Nell’imposta personale esistono le seguenti deduzioni (importi relativi al 2021):
‒ tutti i contribuenti hanno diritto ad un importo esente che per chi ha più di 18 anni è pari a 46.700 DKK (6.280 €) e per chi ha un’età uguale o inferiore ai 18 anni e di 36.900 DKK (4.962 €); le coppie possono trasferire dall’uno all’altro coniuge la quota di esenzione non utilizzata;
‒ chi è soggetto al contributo per il mercato del lavoro (lavoro dipendente) o chi partecipa ai guadagni dell’attività (lavoro autonomo) spettano due deduzioni: la prima, definita “employment”, relativa all’impiego pari al 10,60% del reddito imponibile fino ad un massimo di 40.600 DKK (5.460€); la seconda, definita “job”, quando il reddito imponibile è superiore a 200.300 DKK (26.937 €) la deduzione è pari al 4,50% con un massimo di 2.600 DKK (350 €);
‒ I genitori singoli hanno diritto ad una agevolazione aggiuntiva pari al 6,25% fino a 23.400 DKK (3.147 €);
‒ due diverse per il mantenimento della casa; la prima riguarda il costo del lavoro dei domestici impiegati come collaboratori familiari fino ad un massimo di 12.800 DKK (1.721 €) e la seconda il costo dei servizi fino ad un massimo di 6.400 DKK (861 €);
‒ le indennità di licenziamento sono esentasse fino ad 8.000 DKK (1.076 €);
‒ per il lavoro dipendente esistono poi delle deduzioni specifiche per il reddito dei benefit (auto, cellulare, computer, ecc.) per chi viaggia (spese di alloggio e per i pasti) e per le altre spese legate alla produzione del reddito da lavoro dipendente, per queste ultime l’importo da richiedere deve essere superiore a 6.500 DKK (814 €).;
‒ spese per il mantenimento dei figli con limiti a seconda del loro numero;
‒ i contributi pensionistici fino a 53.800 DKK (7.235 €).
In Danimarca c’è un tetto fiscale pari al 52,06% del reddito che non deve essere superato dalla somma delle imposte personali più quelle locali. Il contributo al mercato del lavoro e le tasse ecclesiastiche sono esclusi.

Il confronto
In Danimarca la progressività si basa su una fascia esente (un’area non tassata) fino a 6.280 € per chi ha più
di 18 anni e su due aliquote 12,11% fino a 73.266 € e 15% per imponibili superiori che divengono, considerando le aliquote locali, mediamente 37,08 % e 39,97%.
Rispetto al nostro sistema i maggiori pregi di quello danese sono la trasparenza fra ciò che un cittadino versa e come lo stato impiega la sua contribuzione e la semplicità normativa ed organizzativa che riduce l’adempimento del contribuente a poco più che una approvazione di quanto a lui trasmesso dall’Agenzia delle entrate.
Se mettiamo a confronto con la nostra realtà la gestione fiscale danese ci rendiamo immediatamente conto della complessità a cui è giunto il nostro sistema che impegna ogni anno per la dichiarazione dei redditi dei contribuenti più comuni, lavoratori dipendenti e pensionati, decine di migliaia di persone fra professionisti ed addetti all’assistenza nonché sottrae tempo e risorse ai contribuenti stessi. Un costo del sistema che in Danimarca è sconosciuto.
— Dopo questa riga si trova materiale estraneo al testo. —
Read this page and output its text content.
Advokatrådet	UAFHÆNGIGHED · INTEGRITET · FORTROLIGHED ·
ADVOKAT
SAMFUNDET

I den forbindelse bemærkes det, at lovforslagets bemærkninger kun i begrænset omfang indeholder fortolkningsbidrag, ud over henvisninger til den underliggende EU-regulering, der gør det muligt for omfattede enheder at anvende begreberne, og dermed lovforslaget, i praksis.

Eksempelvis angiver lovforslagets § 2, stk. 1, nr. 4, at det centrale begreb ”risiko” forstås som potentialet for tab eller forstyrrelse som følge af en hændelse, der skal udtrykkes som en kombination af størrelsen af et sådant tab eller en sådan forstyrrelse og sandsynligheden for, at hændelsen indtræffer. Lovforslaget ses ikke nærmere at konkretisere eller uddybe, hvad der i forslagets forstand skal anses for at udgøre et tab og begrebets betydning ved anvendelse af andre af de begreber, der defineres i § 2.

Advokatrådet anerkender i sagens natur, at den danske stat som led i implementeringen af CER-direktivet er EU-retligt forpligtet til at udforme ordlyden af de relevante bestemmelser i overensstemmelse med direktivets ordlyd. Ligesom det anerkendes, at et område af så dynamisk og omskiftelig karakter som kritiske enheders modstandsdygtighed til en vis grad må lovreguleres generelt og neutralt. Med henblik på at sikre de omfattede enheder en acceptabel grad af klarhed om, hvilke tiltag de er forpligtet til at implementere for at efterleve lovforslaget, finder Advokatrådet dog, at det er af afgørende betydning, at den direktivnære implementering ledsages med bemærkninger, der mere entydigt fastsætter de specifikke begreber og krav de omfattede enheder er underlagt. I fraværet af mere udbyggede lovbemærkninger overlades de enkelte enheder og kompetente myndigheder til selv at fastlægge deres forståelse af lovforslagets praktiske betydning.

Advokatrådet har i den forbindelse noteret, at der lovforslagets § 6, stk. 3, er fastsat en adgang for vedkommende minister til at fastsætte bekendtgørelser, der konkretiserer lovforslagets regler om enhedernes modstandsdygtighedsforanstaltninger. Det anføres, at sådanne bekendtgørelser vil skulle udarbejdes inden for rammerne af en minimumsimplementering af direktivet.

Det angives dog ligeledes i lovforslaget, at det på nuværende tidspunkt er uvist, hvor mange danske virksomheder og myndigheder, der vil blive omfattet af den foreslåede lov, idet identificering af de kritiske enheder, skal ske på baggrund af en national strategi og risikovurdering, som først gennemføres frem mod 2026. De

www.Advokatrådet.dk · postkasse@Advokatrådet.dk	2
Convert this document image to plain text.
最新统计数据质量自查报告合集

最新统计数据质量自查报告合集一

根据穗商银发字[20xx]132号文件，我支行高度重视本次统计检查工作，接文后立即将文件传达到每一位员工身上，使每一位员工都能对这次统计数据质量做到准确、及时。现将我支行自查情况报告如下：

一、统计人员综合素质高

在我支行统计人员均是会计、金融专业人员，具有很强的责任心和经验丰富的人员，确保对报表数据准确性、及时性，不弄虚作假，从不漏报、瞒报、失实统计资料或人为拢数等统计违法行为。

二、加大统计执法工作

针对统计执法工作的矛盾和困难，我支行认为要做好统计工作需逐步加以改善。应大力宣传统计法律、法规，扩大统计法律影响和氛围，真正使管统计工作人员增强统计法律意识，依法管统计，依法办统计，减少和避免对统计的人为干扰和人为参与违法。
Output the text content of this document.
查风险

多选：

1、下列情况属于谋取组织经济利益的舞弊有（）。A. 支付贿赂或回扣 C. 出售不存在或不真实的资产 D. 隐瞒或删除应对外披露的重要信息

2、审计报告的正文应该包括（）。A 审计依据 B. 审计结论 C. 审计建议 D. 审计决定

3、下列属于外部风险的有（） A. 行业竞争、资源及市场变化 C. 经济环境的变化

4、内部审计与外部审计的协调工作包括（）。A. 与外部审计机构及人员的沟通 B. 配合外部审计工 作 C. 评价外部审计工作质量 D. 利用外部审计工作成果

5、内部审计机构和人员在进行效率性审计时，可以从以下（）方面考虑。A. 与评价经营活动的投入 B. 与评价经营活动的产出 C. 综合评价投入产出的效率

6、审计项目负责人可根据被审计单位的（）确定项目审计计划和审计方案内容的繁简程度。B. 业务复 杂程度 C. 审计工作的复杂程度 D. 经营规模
Come evidenziato nelle tabelle 2-4, probabilmente a livello d’imponibile la nostra progressività, pur avendo una gobba fra 30.000 € e 50.000 €, è migliore e più omogenea.

A parte questa considerazione le due curve sono abbastanza simili e penalizzano i redditi medi favorendo quelli alti.
Al contrario della nostra curva nel sistema danese le poche agevolazioni ne influenzano poco l’andamento.

Comunque, in prima approssimazione, si può affermare che il livello di tassazione in Danimarca è piuttosto elevato e la progressività incide soprattutto sui redditi medio bassi e, quindi, il sistema è poco esportabile nella nostra situazione anche se bisogna tener conto che l’elevata tassazione sui redditi da lavoro è accompagnata da una tassazione, altrettanto elevata, sui redditi da capitale e sulle proprietà immobiliari.
Le qualità del sistema danese che sarebbero da prendere in considerazione per riformare il nostro sistema sono: la chiarezza degli obiettivi della tassazione, la semplicità dei meccanismi di applicazione dell’imposta e la combinazione delle diverse imposte che gravano sia sui redditi che sul patrimonio.